Three Wishes
- Logo
- Product type: Breakfast cereal
- Country: United States
- Introduced: 2019
- Website: threewishescereal.com

= Three Wishes (food) =

Cereal brand

Three Wishes is a breakfast cereal brand launched by co-founders Ian and Margaret Wishingrad in 2019.

==Description==
Three Wishes is a brand of breakfast cereals made primarily from chickpea, pea protein, and tapioca. Products are gluten-free and grain-free, and have relatively more protein and less sugar than most cereals. Initial flavors included cinnamon, honey, and unsweetened; cocoa, frosted, and fruity flavors were subsequently added. Sweeteners include monk fruit and organic cane sugar. The cereals are certified non-GMO.

The brand's name refers to Ian and Margaret, as well as their son. Products are packaged in translucent plastic sack liners within pastel cardboard boxes.

==History==
Frustrated by limited healthy cereal options, spouses Ian and Margaret Wishingrad launched Three Wishes in 2019. The launch followed 2–3 years of new product development at a cost of hundreds of thousands of dollars. During this phase, the couple worked with food scientists and manufacturers to develop the brand's recipes. They tasted more than 100 recipes for consideration. Initially, the Wishingrads financed the project, until additional investors joined, including the co-founders of Rxbar (Peter Rahal and Jared Smith) and a former president of Post Consumer Brands (Steve Van Tassel). Three Wishes is the first cereal company founded by a woman; Margaret is chief executive officer.

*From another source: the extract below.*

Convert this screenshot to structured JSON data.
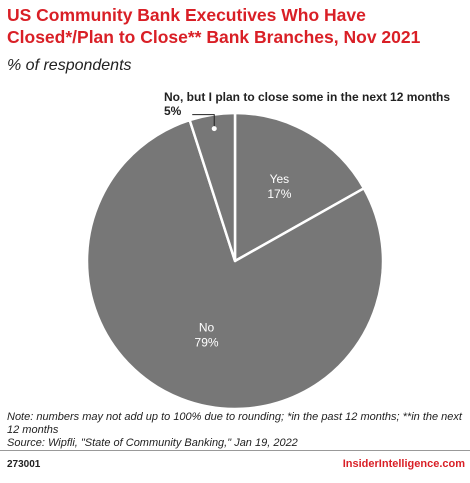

The cereals were initially carried by the supermarket chains Sprouts Farmers Market, Wegmans, and Whole Foods Market, approximately 150 natural and organic grocery stores in New York, and Amazon. Approximately 600 stores were stocking Three Wishes cereals by June 2020, including Erewhon and Stew Leonard's locations. With fewer opportunities to offer product samples because of the COVID-19 pandemic, the couple hosted drive-through sampling outside their home in Scarsdale, New York, during a weekend in April 2020. The event implemented social distancing measures and was attended by between 50 and 100 people. When the cocoa flavor launched in June 2020, Three Wishes released a video featuring a taste test and positive testimonials by actors Peter Ostrum, Paris Themmen, and Julie Dawn Cole of the 1971 film Willy Wonka & the Chocolate Factory. Buddy Boeheim's commercial endorsement of Three Wishes in 2021 marked "the first traditional ad campaign featuring a college athlete". The company released a limited edition Buddy Box as part of the campaign.

==Reception==
In 2019, Tanya Dua of Business Insider taste-tested Three Wishes, comparing three flavors to Cinnamon Toast Crunch, Froot Loops, and Honey Nut Cheerios. She preferred the cinnamon and honey flavors over the unsweetened variety and summarized, "Overall, Three Wishes is a pretty great alternative for those looking to enjoy cereal minus the sugar and carb overload. Its honey and cinnamon flavors don't compromise on taste and are as good as any generic cereal in the market, and its O's are in fact, crunchier." In 2020, Diane von Fürstenberg included Three Wishes in her Amazon collection commemorating International Women's Day.